Who doesn’t want to love and be loved? To enjoy a relationship that is more simple, straightforward, happier and longer lasting. Sounds like a fairy tale? Well, Shelly Lewin author of a book entitled Uncomplicated Love believes we all deserve to have harmonic, easy-going relationships. However, long-lasting love won’t materialise like magic. Couples have to work at it!
Uncomplicated love is easygoing
Let’s be honest. Relationships, by their very nature, can be complex and different for everyone. What one person considers “uncomplicated love” might be different from another.
However, we can all probably agree that the concept of uncomplicated love is something we would all love to have. It’s a form of affection or attachment that is easygoing, without the drama, conflicts, or challenges that are often associated with more complicated relationships.
Where we feel more of a sense of ease, harmony, and mutual understanding between individuals. It doesn’t necessarily mean that the relationship lacks depth or intensity. Rather that the dynamics are smooth, and the connection is more simple and sincere.
Uncomplicated love should be without unnecessary drama, misunderstandings, or external pressures that can sometimes strain and even break relationships.
Love is the definitive resource to help you move forward with confidence
When it comes to relationships, Shelley Lewin says she has answers to some of our most fundamental relationship questions and challenges. If you have been searching for answers on how to improve your love relationships, then her recently published book may be just what you need.
The book is a practical, easy to read guide to create a thriving relationship. This is not new to Lewin. She’s very open about her own love failures and has used her life lessons to build a successful career as a renowned personal and professional relationship development specialist.
With two decades of experience in private practice as ‘The Relationship Architect’ Lewin has helped thousands of individuals and couples, as well as Fortune 100 company leaders, to transform their relationships. Her mission is to elevate the health and quality of relationships in all areas of life, from family to work systems.
There are no limits
Lewin believes there’s no limit to the amount of love and power available to us. Love and power are two expressions of being human that we become disconnected from. She says the disconnect is rooted in two top emotional needs driving emotional behaviour: the need for authenticity and the need for attachment. When we are children, we need attachment, and this always trumps our need for authenticity.
Your childhood influences your love outcomes
The book touches on many drivers of bad or complicated relationships, why they happen and what to do. One fundamental pillar of this is childhood experiences. Lewin says our childhood conditioning can imprint beliefs in our psyche that we are neither powerful nor lovable. Lewin explains that this is why many stay in dissatisfying relationships and give their power away to lovers even when it is detrimental to their well-being.

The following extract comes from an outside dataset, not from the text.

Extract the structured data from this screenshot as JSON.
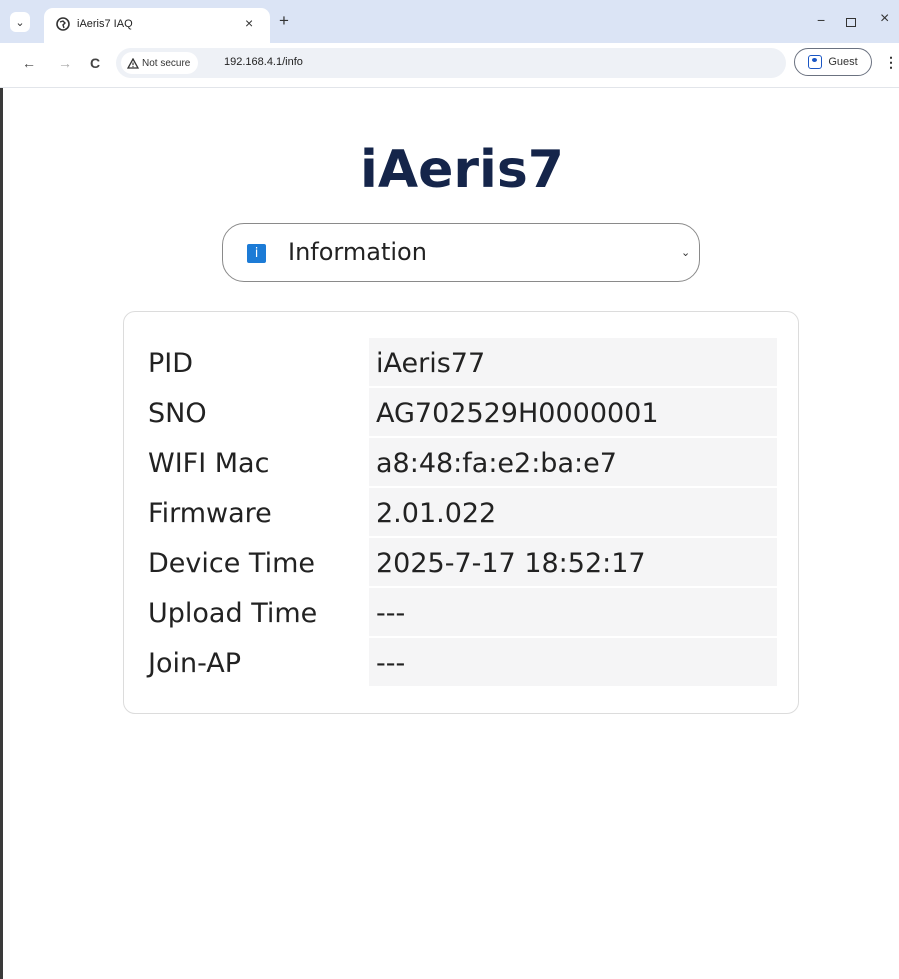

“The moment we love ourselves and accept ourselves fully- by healing the wounds of our past and becoming empowered individuals – it’s easier to identify, attract and co-create a secure attachment that encourages our personal thriving.”
A few thought provoking insights from Lewin’s book
- People are complicated, relationships are not!
- The sad reality is that many couples – if they were honest with themselves – stay and tolerate a partner for the sake of attachment – not love.
- Your life is a creative process. You are the creator of your life, not a victim of circumstances.
- You’re the architect of your relationships, which you get to craft day by day, with the things you say yes to and the things you say no to.
- You have the awareness. Next is to make a choice about what you are going to do differently.
In closing
Lewin’s book is an invitation for you to practise the things you need to practise so you will move to closer mastery in this aspect of your life.
She believes you can choose to live by default or by design, to live life deliberately or unintentionally. If you cannot thrive where you are, perhaps it is time to leave. This sounds harsh, but as Lewin says, “We are all worthy and deserving of life. You can take your life and the results you get into your own hands because you are the architect. You’ve got the power, and you are lovable.